Volunteers give up almost twice as many hours in Brighton and Hove as they did six years ago, according to a report published yesterday (Thursday).
Taking Account 3 – the third survey of the local community and voluntary sector – said volunteers gave up more 110,000 hours a week last year. This compares with 57,000 hours a week when Taking Account 2 analysed charities and community groups in 2008.
The latest report said that the “third sector” – made up of more than 2,300 organisations – was worth about £127 million to the local economy. The thriving sector attracts money to Brighton and Hove from trusts and charities based elsewhere.
The Taking Account report was put together by Brighton and Hove Community Works, which supports and represents community and voluntary groups and charities.
It said that about 6,900 people work in the third sector in Brighton and Hove, which is 6 per cent of the total number of jobs in the city.
Community Works chief executive Sally Polanski said: “Taking Account enables Community Works to represent the full value of the local voluntary and community sector to our partners, locally and beyond.
“The sector is complex in its diversity, at times challenging to understand, and to have a strong set of data and case studies which tells our story is very powerful.
“We are grateful to our members for taking the time to supply the information needed and welcome the discussions and debate stimulated by the research.”
The chief operating officer of the Brighton and Hove Clinical Commissioning Group Geraldine Hoban said: “The Brighton and Hove Clinical Commissioning Group (CCG) recognises the value of the third sector in its many differing roles.
“Whether this is supporting individuals, providing services, ensuring service user/carer voices are heard and/or supporting the statutory sector in making sure local services are responsive and effective.
“This report enables us to see how the third sector contribute to a number of the CCG’s priorities (for example, supporting those who are “frail”) that is those with complex health/social care and social needs, those who are homeless, and also how organisations are supporting people to self-manage their health and wellbeing.
“The CCG is committed to working with third sector organisations in the best possible way, including smaller community and neighbourhood schemes, and welcomes the chance to learn from this as a way of helping inform our future commissioning.”
The data highlights the continuing challenges that face the sector. And the report includes recommendations for action to ensure that the organisations involved can continue to provide the services that make such a positive contribution to the community.
Some 55 per cent of organisations say that the number of people they support has increased in the past year.
The majority of respondents said that their main activities were empowering people to improve the quality of their life (42 per cent) and bringing people together (23 per cent).
Brighton and Hove Economic Partnership executive director Tony Mernagh said: “The third sector is an incredibly strong force for good in the city.
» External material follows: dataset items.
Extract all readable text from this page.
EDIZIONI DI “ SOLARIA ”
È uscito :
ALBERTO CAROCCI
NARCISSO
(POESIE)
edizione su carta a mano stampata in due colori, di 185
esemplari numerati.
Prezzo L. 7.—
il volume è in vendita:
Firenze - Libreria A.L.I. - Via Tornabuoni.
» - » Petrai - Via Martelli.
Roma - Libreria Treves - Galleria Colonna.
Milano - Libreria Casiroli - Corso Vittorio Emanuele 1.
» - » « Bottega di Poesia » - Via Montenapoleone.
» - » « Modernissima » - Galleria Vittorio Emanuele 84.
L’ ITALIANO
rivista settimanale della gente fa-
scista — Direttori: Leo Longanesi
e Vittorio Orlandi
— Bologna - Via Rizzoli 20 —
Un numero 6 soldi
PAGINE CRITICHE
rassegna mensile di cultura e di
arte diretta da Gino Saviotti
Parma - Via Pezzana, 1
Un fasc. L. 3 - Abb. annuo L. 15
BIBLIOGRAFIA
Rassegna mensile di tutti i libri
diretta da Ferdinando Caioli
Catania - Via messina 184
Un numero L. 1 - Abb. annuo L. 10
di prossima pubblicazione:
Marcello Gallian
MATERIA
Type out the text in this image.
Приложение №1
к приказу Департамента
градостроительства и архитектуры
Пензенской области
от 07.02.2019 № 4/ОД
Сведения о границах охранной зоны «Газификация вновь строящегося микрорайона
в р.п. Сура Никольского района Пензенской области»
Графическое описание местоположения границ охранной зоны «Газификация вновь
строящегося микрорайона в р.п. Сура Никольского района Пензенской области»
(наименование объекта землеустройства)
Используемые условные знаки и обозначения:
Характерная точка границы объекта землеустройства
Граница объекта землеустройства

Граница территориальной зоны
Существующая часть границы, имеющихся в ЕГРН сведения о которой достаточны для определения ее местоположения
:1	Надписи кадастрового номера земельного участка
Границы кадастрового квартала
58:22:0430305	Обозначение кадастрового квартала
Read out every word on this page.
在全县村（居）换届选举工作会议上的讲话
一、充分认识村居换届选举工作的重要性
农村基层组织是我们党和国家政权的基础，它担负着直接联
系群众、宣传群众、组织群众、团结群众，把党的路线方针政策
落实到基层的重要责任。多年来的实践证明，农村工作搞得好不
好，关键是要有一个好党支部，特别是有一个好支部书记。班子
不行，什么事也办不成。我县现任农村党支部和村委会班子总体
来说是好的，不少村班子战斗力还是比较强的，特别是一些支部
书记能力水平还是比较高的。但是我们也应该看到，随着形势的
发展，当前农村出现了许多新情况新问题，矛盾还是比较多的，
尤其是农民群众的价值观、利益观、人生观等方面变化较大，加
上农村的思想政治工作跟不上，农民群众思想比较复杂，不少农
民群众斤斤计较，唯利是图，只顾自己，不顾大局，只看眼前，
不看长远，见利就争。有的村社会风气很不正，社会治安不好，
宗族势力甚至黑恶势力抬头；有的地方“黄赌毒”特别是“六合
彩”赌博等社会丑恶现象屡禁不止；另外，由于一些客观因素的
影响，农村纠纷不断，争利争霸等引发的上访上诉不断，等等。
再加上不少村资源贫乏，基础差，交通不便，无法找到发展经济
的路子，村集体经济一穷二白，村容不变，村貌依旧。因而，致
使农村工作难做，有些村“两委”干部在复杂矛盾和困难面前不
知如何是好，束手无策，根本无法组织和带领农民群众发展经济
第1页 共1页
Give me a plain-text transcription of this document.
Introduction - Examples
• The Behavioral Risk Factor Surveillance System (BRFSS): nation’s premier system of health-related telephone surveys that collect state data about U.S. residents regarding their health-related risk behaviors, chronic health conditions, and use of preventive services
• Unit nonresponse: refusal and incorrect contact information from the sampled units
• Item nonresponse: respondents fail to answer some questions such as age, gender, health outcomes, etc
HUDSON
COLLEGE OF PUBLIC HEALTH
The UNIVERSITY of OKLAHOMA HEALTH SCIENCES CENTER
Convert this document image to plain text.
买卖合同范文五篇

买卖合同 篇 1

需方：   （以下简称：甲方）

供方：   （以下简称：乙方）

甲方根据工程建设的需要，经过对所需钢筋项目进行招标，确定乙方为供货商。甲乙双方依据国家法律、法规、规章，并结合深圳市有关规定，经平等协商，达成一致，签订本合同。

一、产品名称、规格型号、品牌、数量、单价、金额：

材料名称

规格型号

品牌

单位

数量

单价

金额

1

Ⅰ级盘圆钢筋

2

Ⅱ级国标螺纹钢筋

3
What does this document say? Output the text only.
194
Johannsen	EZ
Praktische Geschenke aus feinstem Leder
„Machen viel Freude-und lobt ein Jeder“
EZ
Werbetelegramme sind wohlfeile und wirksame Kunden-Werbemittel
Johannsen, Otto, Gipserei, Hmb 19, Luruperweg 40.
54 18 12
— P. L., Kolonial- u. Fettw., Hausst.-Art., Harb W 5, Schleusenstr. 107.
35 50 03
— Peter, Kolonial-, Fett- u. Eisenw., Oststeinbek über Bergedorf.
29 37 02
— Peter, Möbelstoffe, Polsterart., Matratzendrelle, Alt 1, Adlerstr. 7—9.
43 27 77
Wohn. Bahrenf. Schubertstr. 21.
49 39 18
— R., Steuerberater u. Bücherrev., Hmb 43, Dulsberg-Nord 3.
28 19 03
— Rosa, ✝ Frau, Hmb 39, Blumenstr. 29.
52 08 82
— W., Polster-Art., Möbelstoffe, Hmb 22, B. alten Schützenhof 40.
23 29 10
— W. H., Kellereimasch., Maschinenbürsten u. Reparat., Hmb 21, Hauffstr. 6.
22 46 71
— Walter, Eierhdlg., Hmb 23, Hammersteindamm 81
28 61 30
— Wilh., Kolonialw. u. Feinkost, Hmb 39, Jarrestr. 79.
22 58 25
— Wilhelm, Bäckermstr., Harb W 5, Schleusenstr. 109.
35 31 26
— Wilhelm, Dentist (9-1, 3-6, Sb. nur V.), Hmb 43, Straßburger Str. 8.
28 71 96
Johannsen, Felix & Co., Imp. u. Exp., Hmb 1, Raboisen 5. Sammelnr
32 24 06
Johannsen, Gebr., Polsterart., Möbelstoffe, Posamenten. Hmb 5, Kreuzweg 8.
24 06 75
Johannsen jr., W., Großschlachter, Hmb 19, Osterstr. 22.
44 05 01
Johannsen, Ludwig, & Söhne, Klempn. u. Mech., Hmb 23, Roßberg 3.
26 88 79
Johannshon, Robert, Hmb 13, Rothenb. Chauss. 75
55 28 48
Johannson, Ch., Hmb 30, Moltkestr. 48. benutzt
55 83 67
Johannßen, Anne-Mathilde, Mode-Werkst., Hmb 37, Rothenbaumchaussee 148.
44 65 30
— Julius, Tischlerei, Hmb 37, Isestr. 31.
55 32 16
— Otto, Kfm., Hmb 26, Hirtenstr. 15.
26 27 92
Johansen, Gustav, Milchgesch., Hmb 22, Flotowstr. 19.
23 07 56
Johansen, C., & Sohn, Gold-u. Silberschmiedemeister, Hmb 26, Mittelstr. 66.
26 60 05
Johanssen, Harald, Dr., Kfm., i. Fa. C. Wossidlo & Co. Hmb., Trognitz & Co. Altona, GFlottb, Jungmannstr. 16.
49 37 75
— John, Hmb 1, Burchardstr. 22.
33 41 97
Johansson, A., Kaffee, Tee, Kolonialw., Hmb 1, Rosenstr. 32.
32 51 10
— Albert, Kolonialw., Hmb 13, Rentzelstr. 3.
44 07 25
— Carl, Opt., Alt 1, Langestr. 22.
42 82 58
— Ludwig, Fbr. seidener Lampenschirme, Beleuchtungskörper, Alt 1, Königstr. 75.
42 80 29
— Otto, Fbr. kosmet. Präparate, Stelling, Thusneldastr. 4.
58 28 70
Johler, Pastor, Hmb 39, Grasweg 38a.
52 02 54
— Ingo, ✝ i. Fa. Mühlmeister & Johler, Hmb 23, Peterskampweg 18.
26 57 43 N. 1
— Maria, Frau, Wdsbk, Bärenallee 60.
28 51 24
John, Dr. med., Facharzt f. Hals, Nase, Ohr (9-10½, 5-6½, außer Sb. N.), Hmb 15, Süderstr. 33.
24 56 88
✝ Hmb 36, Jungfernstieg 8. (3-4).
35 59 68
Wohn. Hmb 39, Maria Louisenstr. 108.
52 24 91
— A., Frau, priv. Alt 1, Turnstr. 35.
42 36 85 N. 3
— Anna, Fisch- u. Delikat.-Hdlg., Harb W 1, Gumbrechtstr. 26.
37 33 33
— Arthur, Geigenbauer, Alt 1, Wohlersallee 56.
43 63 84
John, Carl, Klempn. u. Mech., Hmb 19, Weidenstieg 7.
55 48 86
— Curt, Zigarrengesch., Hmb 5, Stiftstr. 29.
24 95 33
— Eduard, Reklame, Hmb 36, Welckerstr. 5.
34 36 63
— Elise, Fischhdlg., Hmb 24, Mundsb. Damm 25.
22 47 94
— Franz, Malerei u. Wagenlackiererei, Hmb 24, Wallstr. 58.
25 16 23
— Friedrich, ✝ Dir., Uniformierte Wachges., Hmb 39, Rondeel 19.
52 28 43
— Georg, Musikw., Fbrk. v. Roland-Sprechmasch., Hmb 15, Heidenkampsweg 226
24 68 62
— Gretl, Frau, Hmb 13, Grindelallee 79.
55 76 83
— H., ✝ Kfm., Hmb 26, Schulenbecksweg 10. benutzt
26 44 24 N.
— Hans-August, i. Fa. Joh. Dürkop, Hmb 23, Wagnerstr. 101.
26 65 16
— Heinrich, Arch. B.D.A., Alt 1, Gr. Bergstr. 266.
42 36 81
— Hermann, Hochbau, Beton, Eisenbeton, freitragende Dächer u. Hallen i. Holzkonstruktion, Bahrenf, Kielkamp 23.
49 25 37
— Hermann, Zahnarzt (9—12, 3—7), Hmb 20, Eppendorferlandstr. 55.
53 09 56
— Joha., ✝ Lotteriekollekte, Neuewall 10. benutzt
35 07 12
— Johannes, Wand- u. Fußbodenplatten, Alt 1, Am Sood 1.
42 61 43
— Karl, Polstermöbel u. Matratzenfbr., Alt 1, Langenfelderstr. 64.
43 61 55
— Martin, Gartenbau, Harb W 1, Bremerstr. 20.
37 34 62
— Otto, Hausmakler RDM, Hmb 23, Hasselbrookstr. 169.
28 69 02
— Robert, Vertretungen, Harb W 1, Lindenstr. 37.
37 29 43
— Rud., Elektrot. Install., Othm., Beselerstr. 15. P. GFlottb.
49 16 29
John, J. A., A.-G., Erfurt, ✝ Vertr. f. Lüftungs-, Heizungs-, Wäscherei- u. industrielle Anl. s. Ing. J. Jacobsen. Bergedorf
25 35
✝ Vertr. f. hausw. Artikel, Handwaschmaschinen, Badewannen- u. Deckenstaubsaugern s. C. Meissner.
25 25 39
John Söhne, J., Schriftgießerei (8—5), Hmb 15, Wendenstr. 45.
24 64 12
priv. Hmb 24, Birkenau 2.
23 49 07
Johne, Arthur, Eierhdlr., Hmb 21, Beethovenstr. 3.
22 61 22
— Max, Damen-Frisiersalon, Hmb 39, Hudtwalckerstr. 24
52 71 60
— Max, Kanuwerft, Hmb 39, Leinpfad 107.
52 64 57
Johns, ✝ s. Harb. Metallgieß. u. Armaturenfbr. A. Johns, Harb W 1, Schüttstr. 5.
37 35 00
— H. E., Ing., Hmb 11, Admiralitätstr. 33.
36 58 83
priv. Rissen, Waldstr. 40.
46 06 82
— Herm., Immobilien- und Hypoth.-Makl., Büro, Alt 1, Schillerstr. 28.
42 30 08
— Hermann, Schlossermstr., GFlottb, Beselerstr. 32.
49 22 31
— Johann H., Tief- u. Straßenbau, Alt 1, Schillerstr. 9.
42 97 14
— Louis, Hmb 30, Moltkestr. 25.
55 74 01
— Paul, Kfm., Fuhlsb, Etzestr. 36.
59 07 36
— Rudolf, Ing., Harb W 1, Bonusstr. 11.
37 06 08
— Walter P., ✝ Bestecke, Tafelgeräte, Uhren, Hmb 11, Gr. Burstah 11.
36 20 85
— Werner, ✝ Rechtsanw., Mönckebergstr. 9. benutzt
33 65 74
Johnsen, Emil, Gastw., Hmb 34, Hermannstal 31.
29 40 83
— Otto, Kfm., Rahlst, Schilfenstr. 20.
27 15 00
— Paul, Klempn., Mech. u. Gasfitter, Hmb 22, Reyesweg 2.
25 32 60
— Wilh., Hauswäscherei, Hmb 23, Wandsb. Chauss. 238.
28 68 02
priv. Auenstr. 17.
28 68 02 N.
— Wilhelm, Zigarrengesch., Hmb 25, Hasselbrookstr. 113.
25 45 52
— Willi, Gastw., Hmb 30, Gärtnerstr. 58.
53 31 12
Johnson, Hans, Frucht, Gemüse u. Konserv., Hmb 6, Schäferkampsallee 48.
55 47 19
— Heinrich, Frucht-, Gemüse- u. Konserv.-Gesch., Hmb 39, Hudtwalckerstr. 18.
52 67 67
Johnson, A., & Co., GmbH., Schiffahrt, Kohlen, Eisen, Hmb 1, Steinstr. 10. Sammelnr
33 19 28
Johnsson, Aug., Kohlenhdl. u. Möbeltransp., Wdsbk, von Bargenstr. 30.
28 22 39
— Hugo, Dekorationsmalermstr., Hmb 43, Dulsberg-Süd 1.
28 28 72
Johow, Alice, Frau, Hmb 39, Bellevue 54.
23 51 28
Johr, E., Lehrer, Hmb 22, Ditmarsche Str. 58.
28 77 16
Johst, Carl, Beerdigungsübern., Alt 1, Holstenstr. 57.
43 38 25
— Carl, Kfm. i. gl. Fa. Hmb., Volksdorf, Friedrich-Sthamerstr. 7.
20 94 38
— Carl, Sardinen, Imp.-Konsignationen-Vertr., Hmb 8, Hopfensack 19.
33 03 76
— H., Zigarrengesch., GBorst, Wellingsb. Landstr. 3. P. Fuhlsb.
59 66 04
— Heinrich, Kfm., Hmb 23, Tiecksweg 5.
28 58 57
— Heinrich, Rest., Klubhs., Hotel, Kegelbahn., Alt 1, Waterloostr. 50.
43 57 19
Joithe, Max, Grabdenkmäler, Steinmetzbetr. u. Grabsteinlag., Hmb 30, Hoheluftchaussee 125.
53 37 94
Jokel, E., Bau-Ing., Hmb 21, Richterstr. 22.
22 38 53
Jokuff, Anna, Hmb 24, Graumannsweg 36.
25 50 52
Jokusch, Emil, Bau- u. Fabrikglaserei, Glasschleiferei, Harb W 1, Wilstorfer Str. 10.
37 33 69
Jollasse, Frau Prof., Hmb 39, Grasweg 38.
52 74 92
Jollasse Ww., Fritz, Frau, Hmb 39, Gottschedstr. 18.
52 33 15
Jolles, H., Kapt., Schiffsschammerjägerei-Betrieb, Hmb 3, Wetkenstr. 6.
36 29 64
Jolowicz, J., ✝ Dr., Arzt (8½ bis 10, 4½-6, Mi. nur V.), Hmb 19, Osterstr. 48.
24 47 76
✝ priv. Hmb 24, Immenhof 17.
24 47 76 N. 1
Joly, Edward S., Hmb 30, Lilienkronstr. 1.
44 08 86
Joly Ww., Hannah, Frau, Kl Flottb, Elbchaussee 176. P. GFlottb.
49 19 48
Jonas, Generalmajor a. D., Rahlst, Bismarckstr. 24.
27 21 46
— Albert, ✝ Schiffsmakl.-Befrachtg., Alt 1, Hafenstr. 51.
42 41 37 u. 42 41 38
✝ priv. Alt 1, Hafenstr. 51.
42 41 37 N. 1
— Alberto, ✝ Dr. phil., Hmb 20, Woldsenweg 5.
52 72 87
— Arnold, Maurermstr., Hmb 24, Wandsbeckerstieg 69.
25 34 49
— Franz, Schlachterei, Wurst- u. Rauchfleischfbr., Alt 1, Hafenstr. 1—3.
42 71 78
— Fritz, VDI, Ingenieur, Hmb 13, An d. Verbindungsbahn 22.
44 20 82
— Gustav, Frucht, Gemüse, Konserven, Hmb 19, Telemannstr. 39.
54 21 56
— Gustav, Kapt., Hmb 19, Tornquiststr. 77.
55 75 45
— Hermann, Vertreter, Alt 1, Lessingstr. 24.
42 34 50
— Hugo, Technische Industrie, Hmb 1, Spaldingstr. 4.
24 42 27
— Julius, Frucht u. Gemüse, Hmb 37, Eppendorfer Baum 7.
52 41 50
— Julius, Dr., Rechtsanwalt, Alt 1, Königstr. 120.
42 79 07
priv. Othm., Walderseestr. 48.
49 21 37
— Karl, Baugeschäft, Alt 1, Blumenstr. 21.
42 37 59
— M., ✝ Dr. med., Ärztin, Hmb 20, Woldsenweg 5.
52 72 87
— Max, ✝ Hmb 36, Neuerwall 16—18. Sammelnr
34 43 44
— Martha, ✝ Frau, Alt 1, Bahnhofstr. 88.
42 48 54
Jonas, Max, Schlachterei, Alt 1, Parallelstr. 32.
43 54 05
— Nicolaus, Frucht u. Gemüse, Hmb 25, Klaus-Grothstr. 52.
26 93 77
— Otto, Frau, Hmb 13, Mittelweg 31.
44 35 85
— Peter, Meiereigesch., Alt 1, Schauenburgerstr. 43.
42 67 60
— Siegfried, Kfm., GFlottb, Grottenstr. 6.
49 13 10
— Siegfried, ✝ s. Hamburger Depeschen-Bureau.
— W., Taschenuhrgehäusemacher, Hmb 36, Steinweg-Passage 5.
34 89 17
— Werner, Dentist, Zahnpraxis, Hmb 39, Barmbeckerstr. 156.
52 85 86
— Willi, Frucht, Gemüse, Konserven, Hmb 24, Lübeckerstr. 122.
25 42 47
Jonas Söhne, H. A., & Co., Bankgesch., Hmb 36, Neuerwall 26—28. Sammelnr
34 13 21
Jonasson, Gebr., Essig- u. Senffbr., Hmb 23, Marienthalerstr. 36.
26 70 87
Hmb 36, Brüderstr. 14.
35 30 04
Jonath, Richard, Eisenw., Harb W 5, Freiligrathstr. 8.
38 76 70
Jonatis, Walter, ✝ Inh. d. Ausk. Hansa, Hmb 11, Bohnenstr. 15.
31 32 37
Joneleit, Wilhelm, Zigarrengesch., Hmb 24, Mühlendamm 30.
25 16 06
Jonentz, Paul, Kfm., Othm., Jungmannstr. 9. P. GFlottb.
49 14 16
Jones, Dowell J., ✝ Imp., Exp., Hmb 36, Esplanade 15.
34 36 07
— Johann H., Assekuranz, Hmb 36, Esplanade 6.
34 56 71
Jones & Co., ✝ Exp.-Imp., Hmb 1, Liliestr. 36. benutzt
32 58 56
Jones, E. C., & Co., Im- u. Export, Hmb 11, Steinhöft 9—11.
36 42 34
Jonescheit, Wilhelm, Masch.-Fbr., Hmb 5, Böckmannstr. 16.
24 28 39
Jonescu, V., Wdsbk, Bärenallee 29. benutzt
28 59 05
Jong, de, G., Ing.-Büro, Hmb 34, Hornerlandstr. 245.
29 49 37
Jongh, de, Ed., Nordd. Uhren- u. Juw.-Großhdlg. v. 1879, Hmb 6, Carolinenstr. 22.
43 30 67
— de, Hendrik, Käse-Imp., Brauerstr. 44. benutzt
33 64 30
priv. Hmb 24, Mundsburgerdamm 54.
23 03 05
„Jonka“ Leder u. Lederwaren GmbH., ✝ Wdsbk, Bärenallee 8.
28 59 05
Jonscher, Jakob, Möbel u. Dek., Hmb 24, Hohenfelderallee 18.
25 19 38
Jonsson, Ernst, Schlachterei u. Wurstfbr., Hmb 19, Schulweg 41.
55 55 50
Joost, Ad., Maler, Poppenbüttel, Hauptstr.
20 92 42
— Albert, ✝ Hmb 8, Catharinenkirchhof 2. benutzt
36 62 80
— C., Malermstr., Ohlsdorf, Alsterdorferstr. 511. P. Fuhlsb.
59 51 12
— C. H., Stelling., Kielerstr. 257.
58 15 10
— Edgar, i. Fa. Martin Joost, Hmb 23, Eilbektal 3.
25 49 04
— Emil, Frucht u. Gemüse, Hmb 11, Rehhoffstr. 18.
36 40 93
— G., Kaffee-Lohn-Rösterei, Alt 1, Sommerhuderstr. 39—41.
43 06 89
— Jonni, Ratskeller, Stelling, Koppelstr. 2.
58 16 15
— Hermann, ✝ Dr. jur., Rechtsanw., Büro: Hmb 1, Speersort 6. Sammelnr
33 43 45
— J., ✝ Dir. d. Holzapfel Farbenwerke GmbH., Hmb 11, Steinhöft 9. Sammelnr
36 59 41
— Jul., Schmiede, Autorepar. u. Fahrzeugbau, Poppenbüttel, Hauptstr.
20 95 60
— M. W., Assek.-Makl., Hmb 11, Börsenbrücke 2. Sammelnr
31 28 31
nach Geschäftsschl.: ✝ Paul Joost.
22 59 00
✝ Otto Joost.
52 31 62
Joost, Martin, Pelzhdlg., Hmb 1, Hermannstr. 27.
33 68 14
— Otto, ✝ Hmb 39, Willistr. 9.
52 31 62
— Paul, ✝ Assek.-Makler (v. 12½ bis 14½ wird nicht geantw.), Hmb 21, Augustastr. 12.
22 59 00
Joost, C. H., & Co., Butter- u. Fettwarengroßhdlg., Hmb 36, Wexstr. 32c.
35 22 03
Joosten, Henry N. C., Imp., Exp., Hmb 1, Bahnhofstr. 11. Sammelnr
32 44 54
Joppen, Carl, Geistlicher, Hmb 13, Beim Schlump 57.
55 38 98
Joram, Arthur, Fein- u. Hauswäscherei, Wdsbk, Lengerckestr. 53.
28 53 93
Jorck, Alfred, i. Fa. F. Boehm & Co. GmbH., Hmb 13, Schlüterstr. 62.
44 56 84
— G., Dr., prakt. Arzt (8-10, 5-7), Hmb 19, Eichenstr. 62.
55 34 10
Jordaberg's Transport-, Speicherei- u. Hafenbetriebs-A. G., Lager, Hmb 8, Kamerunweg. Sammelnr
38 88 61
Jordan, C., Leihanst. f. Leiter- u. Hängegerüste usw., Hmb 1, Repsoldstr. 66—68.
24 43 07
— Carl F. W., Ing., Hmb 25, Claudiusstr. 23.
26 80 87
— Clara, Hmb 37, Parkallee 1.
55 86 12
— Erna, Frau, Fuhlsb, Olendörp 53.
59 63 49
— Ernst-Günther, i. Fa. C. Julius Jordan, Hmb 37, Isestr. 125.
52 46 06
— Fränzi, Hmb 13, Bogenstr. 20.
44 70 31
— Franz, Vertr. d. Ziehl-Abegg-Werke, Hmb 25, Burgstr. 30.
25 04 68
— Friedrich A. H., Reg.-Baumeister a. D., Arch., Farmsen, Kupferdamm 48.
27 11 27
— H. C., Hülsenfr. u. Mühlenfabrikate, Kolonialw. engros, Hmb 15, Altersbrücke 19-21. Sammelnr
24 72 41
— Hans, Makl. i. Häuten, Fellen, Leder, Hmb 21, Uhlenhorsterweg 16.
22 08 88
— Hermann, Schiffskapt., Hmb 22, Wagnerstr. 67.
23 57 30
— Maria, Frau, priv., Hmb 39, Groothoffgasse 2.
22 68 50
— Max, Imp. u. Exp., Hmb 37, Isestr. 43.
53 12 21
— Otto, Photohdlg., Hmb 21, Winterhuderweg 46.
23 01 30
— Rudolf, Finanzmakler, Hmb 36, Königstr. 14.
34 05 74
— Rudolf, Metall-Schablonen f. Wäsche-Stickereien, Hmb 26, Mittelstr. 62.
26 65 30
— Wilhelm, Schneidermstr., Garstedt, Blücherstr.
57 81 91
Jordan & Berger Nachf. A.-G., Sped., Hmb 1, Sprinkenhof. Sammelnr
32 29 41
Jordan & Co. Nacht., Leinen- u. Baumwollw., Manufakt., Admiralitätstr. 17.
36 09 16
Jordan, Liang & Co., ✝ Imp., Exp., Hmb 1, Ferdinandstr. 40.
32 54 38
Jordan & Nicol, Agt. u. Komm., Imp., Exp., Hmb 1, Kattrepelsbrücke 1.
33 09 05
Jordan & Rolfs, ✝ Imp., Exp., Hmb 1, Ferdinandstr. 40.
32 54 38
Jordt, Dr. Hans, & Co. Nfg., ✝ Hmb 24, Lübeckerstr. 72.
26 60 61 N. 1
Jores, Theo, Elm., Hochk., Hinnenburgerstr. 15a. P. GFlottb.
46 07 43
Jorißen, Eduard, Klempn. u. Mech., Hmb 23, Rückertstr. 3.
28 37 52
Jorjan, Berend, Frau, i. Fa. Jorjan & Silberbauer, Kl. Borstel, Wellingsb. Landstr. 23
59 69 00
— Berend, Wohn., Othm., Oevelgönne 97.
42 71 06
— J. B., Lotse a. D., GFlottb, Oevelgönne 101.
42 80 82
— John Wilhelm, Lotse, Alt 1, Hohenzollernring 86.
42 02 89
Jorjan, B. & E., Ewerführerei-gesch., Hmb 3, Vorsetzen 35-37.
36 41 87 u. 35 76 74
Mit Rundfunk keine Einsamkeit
“It is also a strong contributor to the local economy delivering hard cash and jobs on a scale that equals the digital industries in the private sector.
“It also provides opportunities for over 27,000 volunteers whose monetary contribution to the economy has been estimated at £44million per annum but whose overall contribution to the fabric of our society is invaluable.”
The director of the Community University Partnership Programme (Cupp) Dave Wolff said: “This important report illustrates the reach and significance of the third sector in Brighton and Hove.
“It was produced by a partnership that brought together the council, the health sector, the private sector and University of Brighton to pool expertise with Community Works.
“It shows both the extent of the sector’s work and the particular impact that a sample of individual services have with the communities they work with.”
The research has been supported by Brighton University, Brighton and Hove City Council, Brighton and Hove Clinical Commissioning Group (CCG) and the Brighton-based Oxford Consultants for Social Inclusion (OCSI).